From what I can tell, to do text classification you call get_rnn_classifier which creates the RNN part of the model plus the classifer. The classifier source code is as follows:

class LinearBlock(nn.Module):
    def __init__(self, ni, nf, drop):
        super().__init__()
        self.lin = nn.Linear(ni, nf)
        self.drop = nn.Dropout(drop)
        self.bn = nn.BatchNorm1d(ni)

    def forward(self, x): return self.lin(self.drop(self.bn(x)))


class PoolingLinearClassifier(nn.Module):
    def __init__(self, layers, drops):
        super().__init__()
        self.layers = nn.ModuleList([
            LinearBlock(layers[i], layers[i + 1], drops[i]) for i in range(len(layers) - 1)])
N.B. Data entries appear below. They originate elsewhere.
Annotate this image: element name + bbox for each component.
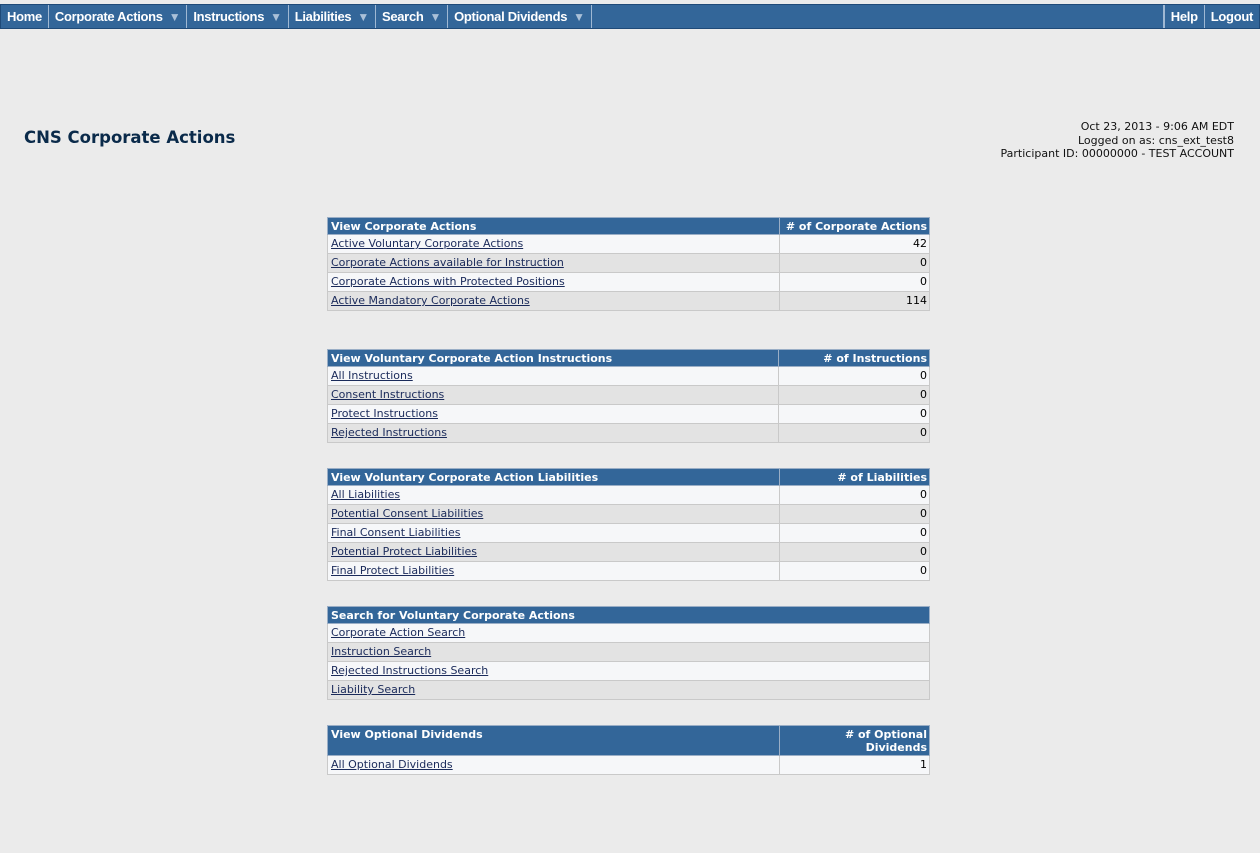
page-title: CNS Corporate Actions [24, 128, 236, 147]
nav-search[interactable]: Search ▼ [376, 5, 449, 28]
nav-corporate-actions-label: Corporate Actions [54, 9, 163, 24]
column-header-count: # of Optional Dividends [779, 725, 930, 756]
link-active-voluntary-corporate-actions[interactable]: Active Voluntary Corporate Actions [331, 237, 523, 250]
nav-help-label: Help [1170, 9, 1198, 24]
row-count: 42 [779, 234, 930, 254]
column-header-search: Search for Voluntary Corporate Actions [327, 606, 930, 624]
column-header-view: View Optional Dividends [327, 725, 780, 756]
nav-liabilities[interactable]: Liabilities ▼ [289, 5, 376, 28]
table-row: Final Protect Liabilities 0 [327, 561, 930, 581]
nav-instructions-label: Instructions [193, 9, 265, 24]
table-row: Corporate Action Search [327, 623, 930, 643]
row-count: 0 [779, 523, 930, 543]
liabilities-panel: View Voluntary Corporate Action Liabilit… [327, 468, 930, 581]
nav-instructions[interactable]: Instructions ▼ [187, 5, 289, 28]
corporate-actions-panel: View Corporate Actions # of Corporate Ac… [327, 217, 930, 311]
liabilities-table: View Voluntary Corporate Action Liabilit… [327, 468, 930, 581]
link-rejected-instructions[interactable]: Rejected Instructions [331, 426, 447, 439]
link-corporate-actions-with-protected-positions[interactable]: Corporate Actions with Protected Positio… [331, 275, 565, 288]
column-header-count: # of Corporate Actions [779, 217, 930, 235]
link-final-protect-liabilities[interactable]: Final Protect Liabilities [331, 564, 454, 577]
current-datetime: Oct 23, 2013 - 9:06 AM EDT [1080, 120, 1234, 133]
row-count: 0 [779, 542, 930, 562]
row-count: 1 [779, 755, 930, 775]
table-row: Rejected Instructions 0 [327, 423, 930, 443]
table-row: Protect Instructions 0 [327, 404, 930, 424]
table-row: Active Voluntary Corporate Actions 42 [327, 234, 930, 254]
column-header-view: View Voluntary Corporate Action Liabilit… [327, 468, 780, 486]
table-row: All Optional Dividends 1 [327, 755, 930, 775]
nav-logout[interactable]: Logout [1203, 5, 1259, 28]
row-count: 0 [778, 366, 930, 386]
search-panel: Search for Voluntary Corporate Actions C… [327, 606, 930, 700]
dividends-table: View Optional Dividends # of Optional Di… [327, 725, 930, 775]
nav-optional-dividends[interactable]: Optional Dividends ▼ [448, 5, 592, 28]
row-count: 0 [779, 253, 930, 273]
nav-corporate-actions[interactable]: Corporate Actions ▼ [49, 5, 188, 28]
table-row: Rejected Instructions Search [327, 661, 930, 681]
link-all-instructions[interactable]: All Instructions [331, 369, 413, 382]
row-count: 0 [779, 485, 930, 505]
row-count: 0 [778, 385, 930, 405]
chevron-down-icon: ▼ [270, 9, 282, 24]
link-final-consent-liabilities[interactable]: Final Consent Liabilities [331, 526, 460, 539]
chevron-down-icon: ▼ [357, 9, 369, 24]
nav-liabilities-label: Liabilities [294, 9, 352, 24]
row-count: 0 [779, 272, 930, 292]
nav-spacer [592, 5, 1164, 28]
link-rejected-instructions-search[interactable]: Rejected Instructions Search [331, 664, 488, 677]
column-header-view: View Corporate Actions [327, 217, 780, 235]
link-all-optional-dividends[interactable]: All Optional Dividends [331, 758, 453, 771]
search-table: Search for Voluntary Corporate Actions C… [327, 606, 930, 700]
logged-on-user: Logged on as: cns_ext_test8 [1077, 133, 1234, 147]
table-row: All Liabilities 0 [327, 485, 930, 505]
nav-optional-dividends-label: Optional Dividends [454, 9, 568, 24]
link-potential-consent-liabilities[interactable]: Potential Consent Liabilities [331, 507, 483, 520]
table-row: Consent Instructions 0 [327, 385, 930, 405]
participant-id: Participant ID: 00000000 - TEST ACCOUNT [1000, 147, 1234, 160]
column-header-count: # of Instructions [778, 349, 930, 367]
link-corporate-action-search[interactable]: Corporate Action Search [331, 626, 465, 639]
nav-home[interactable]: Home [1, 5, 49, 28]
top-nav-bar: Home Corporate Actions ▼ Instructions ▼ Li… [0, 4, 1260, 29]
link-active-mandatory-corporate-actions[interactable]: Active Mandatory Corporate Actions [331, 294, 530, 307]
session-info: Oct 23, 2013 - 9:06 AM EDT Logged on as:… [1001, 120, 1234, 161]
table-row: Instruction Search [327, 642, 930, 662]
corporate-actions-table: View Corporate Actions # of Corporate Ac… [327, 217, 930, 311]
table-row: Corporate Actions with Protected Positio… [327, 272, 930, 292]
chevron-down-icon: ▼ [168, 9, 181, 24]
row-count: 0 [779, 561, 930, 581]
table-row: Potential Protect Liabilities 0 [327, 542, 930, 562]
table-row: Corporate Actions available for Instruct… [327, 253, 930, 273]
nav-home-label: Home [7, 9, 42, 24]
table-row: Potential Consent Liabilities 0 [327, 504, 930, 524]
link-all-liabilities[interactable]: All Liabilities [331, 488, 400, 501]
instructions-table: View Voluntary Corporate Action Instruct… [327, 349, 930, 443]
row-count: 0 [778, 404, 930, 424]
column-header-count: # of Liabilities [779, 468, 930, 486]
row-count: 0 [778, 423, 930, 443]
link-instruction-search[interactable]: Instruction Search [331, 645, 431, 658]
link-potential-protect-liabilities[interactable]: Potential Protect Liabilities [331, 545, 477, 558]
column-header-view: View Voluntary Corporate Action Instruct… [327, 349, 779, 367]
link-corporate-actions-available-for-instruction[interactable]: Corporate Actions available for Instruct… [331, 256, 564, 269]
nav-search-label: Search [381, 9, 424, 24]
link-protect-instructions[interactable]: Protect Instructions [331, 407, 438, 420]
chevron-down-icon: ▼ [429, 9, 442, 24]
table-row: All Instructions 0 [327, 366, 930, 386]
table-row: Active Mandatory Corporate Actions 114 [327, 291, 930, 311]
row-count: 114 [779, 291, 930, 311]
row-count: 0 [779, 504, 930, 524]
nav-help[interactable]: Help [1163, 5, 1204, 28]
instructions-panel: View Voluntary Corporate Action Instruct… [327, 349, 930, 443]
dividends-panel: View Optional Dividends # of Optional Di… [327, 725, 930, 775]
nav-logout-label: Logout [1210, 9, 1254, 24]
link-liability-search[interactable]: Liability Search [331, 683, 415, 696]
link-consent-instructions[interactable]: Consent Instructions [331, 388, 444, 401]
table-row: Final Consent Liabilities 0 [327, 523, 930, 543]
chevron-down-icon: ▼ [573, 9, 585, 24]
table-row: Liability Search [327, 680, 930, 700]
    def pool(self, x, bs, is_max):
        f = F.adaptive_max_pool1d if is_max else F.adaptive_avg_pool1d
        return f(x.permute(1,2,0), (1,)).view(bs,-1)

    def forward(self, input):
        raw_outputs, outputs = input
        output = outputs[-1]
        sl,bs,_ = output.size()
        avgpool = self.pool(output, bs, False)
        mxpool = self.pool(output, bs, True)
        x = torch.cat([output[-1], mxpool, avgpool], 1)
        for l in self.layers:
            l_x = l(x)
            x = F.relu(l_x)
        return l_x, raw_outputs, outputs

To me this looks like dropout/BN/relu is being done on the final output layer. Isn’t this unusual? Why would you do these ops right before producing the log probabilities?

Apologies if this is answered somewhere in the video lectures, I just was poking through the source code trying to get an understanding of the model.

kireet · August 14, 2018, 7:40pm

this was my mistake, the dropout/BN applies to the input of the layers, so it all makes sense.